In practice, few programmers accept the idea that their program is
"illegal", yet that compilers accept and generate "correct" code for that
program without complaint.  Better then, to declare such programs as
"implementation dependent" so that we can warn programmer that such 
programs may not compile on some compiler some day in the future.

|2) References are conceptually aliases, not pointers.  Although they have
|traditionally been implemented as pointers, there is no need for them to be;
|a globally-optimizing compiler might well replace a number of references
|with direct addressing.  If the nature of a reference is strictly a name for
|an object, a "null reference" is an oxymoron.  It confuses the concept and
|the implementation.

The basic problem I see with this approach is it denies people the
use of references to solve problems with pointers.  See the issues
coming from the ANSI-C numerical group regards restricted pointers
for one such example of people trying to solve problems with "C" pointers.

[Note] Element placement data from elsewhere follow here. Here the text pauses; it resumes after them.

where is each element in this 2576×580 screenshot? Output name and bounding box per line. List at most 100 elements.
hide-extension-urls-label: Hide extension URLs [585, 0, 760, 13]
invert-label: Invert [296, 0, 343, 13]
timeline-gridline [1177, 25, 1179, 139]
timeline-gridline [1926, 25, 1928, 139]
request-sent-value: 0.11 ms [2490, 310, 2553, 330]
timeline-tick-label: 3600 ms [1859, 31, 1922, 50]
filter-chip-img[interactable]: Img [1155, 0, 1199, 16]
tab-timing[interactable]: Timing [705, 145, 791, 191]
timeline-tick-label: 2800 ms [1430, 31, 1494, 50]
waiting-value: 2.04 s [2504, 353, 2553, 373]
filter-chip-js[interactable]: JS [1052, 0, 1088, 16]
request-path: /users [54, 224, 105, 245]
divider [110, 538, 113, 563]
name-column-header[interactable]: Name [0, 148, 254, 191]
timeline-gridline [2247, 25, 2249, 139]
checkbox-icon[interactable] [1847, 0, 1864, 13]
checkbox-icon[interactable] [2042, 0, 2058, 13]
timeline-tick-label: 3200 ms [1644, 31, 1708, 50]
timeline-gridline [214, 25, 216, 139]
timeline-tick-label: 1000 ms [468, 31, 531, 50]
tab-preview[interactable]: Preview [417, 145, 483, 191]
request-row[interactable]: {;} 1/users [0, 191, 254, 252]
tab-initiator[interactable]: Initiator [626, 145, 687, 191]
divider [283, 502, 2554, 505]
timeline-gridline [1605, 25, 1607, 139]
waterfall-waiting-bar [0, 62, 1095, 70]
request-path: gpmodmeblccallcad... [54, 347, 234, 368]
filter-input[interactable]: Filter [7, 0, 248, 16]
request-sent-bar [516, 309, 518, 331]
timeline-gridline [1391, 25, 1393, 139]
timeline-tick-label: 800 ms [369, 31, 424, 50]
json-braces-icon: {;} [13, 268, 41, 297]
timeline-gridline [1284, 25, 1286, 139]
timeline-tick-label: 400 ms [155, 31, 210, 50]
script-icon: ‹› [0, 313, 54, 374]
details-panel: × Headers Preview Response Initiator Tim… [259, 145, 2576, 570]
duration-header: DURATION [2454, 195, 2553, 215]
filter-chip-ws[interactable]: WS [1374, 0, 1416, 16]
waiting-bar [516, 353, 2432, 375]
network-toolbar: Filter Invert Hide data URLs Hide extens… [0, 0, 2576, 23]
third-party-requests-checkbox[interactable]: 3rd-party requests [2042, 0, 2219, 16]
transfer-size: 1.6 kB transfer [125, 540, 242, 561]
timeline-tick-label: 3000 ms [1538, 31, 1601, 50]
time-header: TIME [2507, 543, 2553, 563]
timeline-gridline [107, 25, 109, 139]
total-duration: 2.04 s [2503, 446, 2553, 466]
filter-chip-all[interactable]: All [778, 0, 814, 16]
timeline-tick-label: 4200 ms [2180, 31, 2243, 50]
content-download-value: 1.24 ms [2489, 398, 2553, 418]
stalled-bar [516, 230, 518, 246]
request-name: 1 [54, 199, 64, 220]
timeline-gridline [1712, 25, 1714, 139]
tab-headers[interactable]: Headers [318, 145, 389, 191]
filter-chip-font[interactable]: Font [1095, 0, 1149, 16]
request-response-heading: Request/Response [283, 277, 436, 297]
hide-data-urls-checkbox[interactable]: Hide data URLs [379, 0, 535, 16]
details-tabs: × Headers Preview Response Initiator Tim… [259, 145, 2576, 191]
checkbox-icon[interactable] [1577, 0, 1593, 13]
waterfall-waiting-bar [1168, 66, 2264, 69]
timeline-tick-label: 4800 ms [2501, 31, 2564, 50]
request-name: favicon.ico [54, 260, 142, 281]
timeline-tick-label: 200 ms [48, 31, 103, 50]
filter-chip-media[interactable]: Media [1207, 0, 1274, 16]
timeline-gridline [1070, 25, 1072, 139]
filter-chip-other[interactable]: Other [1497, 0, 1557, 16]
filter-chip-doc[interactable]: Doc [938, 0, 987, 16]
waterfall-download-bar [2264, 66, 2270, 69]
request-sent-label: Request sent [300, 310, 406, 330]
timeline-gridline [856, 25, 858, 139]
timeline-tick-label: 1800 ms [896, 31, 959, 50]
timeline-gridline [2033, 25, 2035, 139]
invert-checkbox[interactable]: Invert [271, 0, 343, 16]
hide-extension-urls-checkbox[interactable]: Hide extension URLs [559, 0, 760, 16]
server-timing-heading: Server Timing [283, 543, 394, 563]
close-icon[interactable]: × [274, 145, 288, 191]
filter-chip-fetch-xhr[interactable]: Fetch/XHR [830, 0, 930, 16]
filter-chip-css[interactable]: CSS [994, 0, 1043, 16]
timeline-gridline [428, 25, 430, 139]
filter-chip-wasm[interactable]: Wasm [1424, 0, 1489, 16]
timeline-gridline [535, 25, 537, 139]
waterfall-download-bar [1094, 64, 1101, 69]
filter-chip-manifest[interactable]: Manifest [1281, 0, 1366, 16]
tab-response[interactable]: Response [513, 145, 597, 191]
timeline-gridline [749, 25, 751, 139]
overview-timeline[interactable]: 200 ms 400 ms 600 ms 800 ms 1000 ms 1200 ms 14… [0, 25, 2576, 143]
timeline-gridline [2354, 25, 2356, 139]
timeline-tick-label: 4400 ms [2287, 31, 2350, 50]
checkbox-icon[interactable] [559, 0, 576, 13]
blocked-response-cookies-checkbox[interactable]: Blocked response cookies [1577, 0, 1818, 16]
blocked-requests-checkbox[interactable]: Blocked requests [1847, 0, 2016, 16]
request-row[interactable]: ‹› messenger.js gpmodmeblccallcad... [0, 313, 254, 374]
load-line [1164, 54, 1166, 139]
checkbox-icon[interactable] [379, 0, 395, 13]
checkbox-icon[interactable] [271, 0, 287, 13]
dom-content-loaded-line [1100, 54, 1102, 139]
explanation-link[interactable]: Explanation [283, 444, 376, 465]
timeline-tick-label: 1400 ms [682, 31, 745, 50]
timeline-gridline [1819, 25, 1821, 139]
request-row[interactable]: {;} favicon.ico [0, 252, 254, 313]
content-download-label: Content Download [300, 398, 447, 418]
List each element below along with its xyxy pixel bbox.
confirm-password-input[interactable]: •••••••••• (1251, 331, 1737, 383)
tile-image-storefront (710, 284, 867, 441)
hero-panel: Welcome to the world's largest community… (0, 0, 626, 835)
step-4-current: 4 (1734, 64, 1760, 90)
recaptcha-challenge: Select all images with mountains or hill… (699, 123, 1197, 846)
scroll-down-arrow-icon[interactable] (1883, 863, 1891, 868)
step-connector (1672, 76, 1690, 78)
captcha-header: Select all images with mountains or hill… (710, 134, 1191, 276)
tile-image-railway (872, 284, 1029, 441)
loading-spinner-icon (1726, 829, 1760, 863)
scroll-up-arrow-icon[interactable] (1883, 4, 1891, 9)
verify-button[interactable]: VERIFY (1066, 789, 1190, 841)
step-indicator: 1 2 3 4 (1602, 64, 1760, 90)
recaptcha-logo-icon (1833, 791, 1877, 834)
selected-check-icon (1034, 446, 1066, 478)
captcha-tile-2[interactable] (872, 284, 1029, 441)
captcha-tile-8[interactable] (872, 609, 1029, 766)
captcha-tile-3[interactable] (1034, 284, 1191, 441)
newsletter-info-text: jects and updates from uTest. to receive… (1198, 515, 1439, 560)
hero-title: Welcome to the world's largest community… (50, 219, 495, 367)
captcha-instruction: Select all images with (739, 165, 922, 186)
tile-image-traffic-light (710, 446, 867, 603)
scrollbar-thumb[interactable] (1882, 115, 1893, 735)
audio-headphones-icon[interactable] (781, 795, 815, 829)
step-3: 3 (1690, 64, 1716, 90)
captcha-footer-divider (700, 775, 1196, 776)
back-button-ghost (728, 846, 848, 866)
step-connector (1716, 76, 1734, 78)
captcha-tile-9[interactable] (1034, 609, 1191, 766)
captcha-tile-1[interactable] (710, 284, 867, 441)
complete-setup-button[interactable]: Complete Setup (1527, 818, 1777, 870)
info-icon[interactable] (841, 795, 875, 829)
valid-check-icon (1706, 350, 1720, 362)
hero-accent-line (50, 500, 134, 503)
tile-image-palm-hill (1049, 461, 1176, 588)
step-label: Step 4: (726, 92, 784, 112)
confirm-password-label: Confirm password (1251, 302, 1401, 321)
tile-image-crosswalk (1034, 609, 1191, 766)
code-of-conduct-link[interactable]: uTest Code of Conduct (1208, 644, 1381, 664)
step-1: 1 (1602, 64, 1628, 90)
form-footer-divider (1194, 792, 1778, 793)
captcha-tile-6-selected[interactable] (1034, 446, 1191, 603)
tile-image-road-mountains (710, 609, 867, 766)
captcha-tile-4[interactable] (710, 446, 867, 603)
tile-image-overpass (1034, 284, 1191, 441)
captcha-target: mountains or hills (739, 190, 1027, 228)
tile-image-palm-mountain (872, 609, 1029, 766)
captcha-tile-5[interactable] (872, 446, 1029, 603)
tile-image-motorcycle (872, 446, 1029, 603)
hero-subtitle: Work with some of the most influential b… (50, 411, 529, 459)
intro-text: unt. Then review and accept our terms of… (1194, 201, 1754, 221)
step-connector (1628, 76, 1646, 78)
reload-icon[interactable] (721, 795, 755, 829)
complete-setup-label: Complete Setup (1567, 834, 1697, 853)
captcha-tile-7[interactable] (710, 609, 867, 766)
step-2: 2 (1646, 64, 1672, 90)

I propose then, that two problems of references need to be "fixed" so 
that they can be generally used to work around the problems with "C"
pointers.

1) A non-const, re-initable reference be introduced.  As Bjarne as pointed
out this would require the introduction of new syntax to represent 
reference re-initting -- introducing a new ":=" operator to represent
reference re-initting would be one such solution.  Then, the present
const references could continue to be const references that would allow
no possibility of re-initting.  You could even continue to make the
present const reference the default if you allowed the ~const syntax
to explicitly declare references that are re-assignable.

2) Allow overloadable operator dot so that reference syntax can be used
where, in fact, people are implementing smart references -- even though 
today they might mistakenly call them "smart pointers."